Если в реальной жизни я снова подвергнусь депортации, то хоть буду знать: бывают вещи, которые тянут за собой еще что-то, хотя сам я этого не хочу. Что загоняет меня в такую зависимость? Почему по ночам я хочу иметь право на свое злосчастье? Почему не могу окончательно освободиться? Как получается, что я принуждаю лагерь принадлежать мне? Это — тоска по дому? Будто я в ней нуждаюсь.
Однажды ранним вечером Кати Плантон сидела за столиком в нашем бараке; как долго сидела — неизвестно. И наверняка это было из-за часов с кукушкой. Когда я вошел, Кати спросила:
— Ты живешь здесь?
— Живу, — ответил я.
— Я тоже, — сообщила она, — но за церковью. Весной мы переехали в новый дом. А после умер мой младший брат. Он был старый.
— Но всё же младше тебя, — заметил я.
— Он болел, от этого стареют, — сказала Кати. — Потом я надела его замшевые ботинки и пошла к нашему прежнему дому. Во дворе стоял какой-то человек. Этот человек меня спросил: «Как ты сюда пришла?» Я показала на замшевые ботинки. Он мне и говорит: «В следующий раз прихвати с собой его голову».
— А ты что?
— Я пошла в церковь.
Я поинтересовался:
— Как звали твоего младшего брата?
— Лаци, как и тебя, — ответила Кати.
— Но меня же зовут Лео.
— Дома у вас — возможно, а здесь ты Лаци, — заверила она.
«Вот он, момент истины, — подумал я. — В самом моем имени сидит вошь. Лаци — это же уменьшительная форма от Ладислаус».[38]
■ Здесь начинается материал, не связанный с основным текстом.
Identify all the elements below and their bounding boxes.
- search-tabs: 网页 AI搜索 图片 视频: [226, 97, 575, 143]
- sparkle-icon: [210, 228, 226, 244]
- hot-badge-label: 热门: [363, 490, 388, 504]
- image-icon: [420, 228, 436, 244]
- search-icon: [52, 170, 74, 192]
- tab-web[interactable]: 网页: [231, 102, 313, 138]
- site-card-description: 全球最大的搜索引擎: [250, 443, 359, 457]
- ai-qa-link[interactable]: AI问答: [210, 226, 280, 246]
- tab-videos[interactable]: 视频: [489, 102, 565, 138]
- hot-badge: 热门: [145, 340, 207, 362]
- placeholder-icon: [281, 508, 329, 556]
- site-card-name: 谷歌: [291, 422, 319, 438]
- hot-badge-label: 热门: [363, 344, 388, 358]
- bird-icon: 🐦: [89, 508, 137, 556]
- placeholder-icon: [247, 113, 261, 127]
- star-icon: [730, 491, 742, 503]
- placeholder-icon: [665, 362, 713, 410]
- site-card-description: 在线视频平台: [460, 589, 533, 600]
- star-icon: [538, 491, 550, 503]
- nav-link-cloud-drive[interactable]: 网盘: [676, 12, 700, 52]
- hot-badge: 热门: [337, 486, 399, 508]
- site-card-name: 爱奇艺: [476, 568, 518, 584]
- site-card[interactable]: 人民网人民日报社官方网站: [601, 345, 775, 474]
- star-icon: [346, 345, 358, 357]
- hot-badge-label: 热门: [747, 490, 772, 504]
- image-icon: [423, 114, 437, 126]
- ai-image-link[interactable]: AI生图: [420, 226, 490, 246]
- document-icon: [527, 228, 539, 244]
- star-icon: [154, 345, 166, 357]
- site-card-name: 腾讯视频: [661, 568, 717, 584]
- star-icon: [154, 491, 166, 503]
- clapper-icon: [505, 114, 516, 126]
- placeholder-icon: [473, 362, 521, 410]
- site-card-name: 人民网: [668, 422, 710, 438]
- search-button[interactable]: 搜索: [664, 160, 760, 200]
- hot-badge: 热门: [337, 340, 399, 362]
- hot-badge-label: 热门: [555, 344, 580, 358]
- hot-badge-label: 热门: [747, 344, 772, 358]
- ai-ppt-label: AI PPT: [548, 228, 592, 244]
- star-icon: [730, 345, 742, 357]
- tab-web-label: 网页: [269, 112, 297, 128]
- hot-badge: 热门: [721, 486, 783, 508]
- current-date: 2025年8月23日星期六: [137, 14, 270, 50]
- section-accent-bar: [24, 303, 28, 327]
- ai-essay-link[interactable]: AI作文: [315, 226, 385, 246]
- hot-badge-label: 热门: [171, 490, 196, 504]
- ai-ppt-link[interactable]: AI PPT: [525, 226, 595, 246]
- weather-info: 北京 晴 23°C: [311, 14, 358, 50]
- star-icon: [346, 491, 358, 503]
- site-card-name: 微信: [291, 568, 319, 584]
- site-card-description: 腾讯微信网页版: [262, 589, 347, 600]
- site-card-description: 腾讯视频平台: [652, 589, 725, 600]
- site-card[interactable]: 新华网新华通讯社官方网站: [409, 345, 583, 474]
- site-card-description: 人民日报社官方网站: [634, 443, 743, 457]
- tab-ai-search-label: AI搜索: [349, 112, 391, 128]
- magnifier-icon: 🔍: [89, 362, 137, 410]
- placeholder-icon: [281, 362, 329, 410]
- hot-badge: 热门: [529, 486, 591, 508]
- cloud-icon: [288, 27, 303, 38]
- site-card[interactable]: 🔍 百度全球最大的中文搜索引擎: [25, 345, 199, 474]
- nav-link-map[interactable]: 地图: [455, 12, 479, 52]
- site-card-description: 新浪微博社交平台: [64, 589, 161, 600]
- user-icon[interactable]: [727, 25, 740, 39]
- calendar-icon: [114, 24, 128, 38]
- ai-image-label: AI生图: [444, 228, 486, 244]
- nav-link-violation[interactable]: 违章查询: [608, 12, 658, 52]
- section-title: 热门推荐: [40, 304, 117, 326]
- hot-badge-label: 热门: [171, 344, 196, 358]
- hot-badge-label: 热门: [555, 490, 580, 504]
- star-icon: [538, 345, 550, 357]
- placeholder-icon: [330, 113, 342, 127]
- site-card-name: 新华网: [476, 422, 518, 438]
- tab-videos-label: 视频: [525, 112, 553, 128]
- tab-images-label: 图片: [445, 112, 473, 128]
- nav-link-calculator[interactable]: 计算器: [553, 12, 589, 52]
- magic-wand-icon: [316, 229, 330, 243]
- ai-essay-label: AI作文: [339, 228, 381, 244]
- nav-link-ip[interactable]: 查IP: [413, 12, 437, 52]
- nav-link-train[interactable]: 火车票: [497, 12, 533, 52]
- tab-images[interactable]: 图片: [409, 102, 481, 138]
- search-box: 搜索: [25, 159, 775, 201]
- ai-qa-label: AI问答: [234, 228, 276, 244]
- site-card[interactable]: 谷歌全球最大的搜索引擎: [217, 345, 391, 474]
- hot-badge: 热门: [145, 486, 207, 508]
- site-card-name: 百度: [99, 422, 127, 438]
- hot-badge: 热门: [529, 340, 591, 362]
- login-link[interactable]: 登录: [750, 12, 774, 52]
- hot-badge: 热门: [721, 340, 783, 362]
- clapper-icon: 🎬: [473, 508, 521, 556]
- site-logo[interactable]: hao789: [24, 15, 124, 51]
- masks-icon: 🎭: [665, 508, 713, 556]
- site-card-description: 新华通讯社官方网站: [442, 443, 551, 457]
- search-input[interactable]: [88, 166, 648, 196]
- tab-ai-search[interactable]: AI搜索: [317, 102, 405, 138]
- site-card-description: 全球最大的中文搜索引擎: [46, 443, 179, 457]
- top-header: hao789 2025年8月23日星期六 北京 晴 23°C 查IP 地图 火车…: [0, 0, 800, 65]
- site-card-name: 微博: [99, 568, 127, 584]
Кати Плантон встала, сгорбилась и от двери глянула еще раз в сторону кукушечьих часов. Но при этом она скосила правый глаз на меня, и взгляд ее был как мелькнувший в воздухе старый шелк.
Подняв указательный палец, она изрекла:
— Знаешь что: больше не подмигивай мне в церкви.
Летом нам позволялось устраивать танцы во дворе, на лагерном плацу. Ближе к ночи — когда ласточки гонялись за своим голодом и темнота уже зазубривала деревья, а облака еще алели. Позднее над столовкой повисала узкая, как палец, луна. Сквозь ветер гремел барабан Ковача Антона, и, словно кустарник, колыхались на плацу танцующие пары. Звяканье колокольчика наплывало волнами со стороны коксовых батарей. Вслед за колокольчиком взмывали над заводской площадкой напротив лагеря огненные вспышки; их свечение, распространяясь по небу, достигало нас. Пока было светло, проступал из сумрака дрожащий зоб певуньи Лони и налитые тяжестью глаза аккордеониста Конрада Фонна, глядящие всегда куда-то вбок, где никого и ничего нет.
Конрад Фонн плотоядно растягивал и сжимал меха аккордеона. Сонливая похоть отягощала ему веки, но из глаз слишком холодно смотрела пустота. Музыка Конрада Фонна не трогала. Песни он отпугивал, и они заползали в нас. Аккордеон у него не играл, а глухо шаркал. После того как Ломмера по прозвищу Цитра, по слухам, отправили из Одессы на пароходе домой, оркестру недоставало светлых, теплых тонов. Очень может быть, что аккордеон, как и сам музыкант, был расстроен и высказывал сомнение: танец ли это, если депортированные попарно раскачиваются на плацу, словно кусты.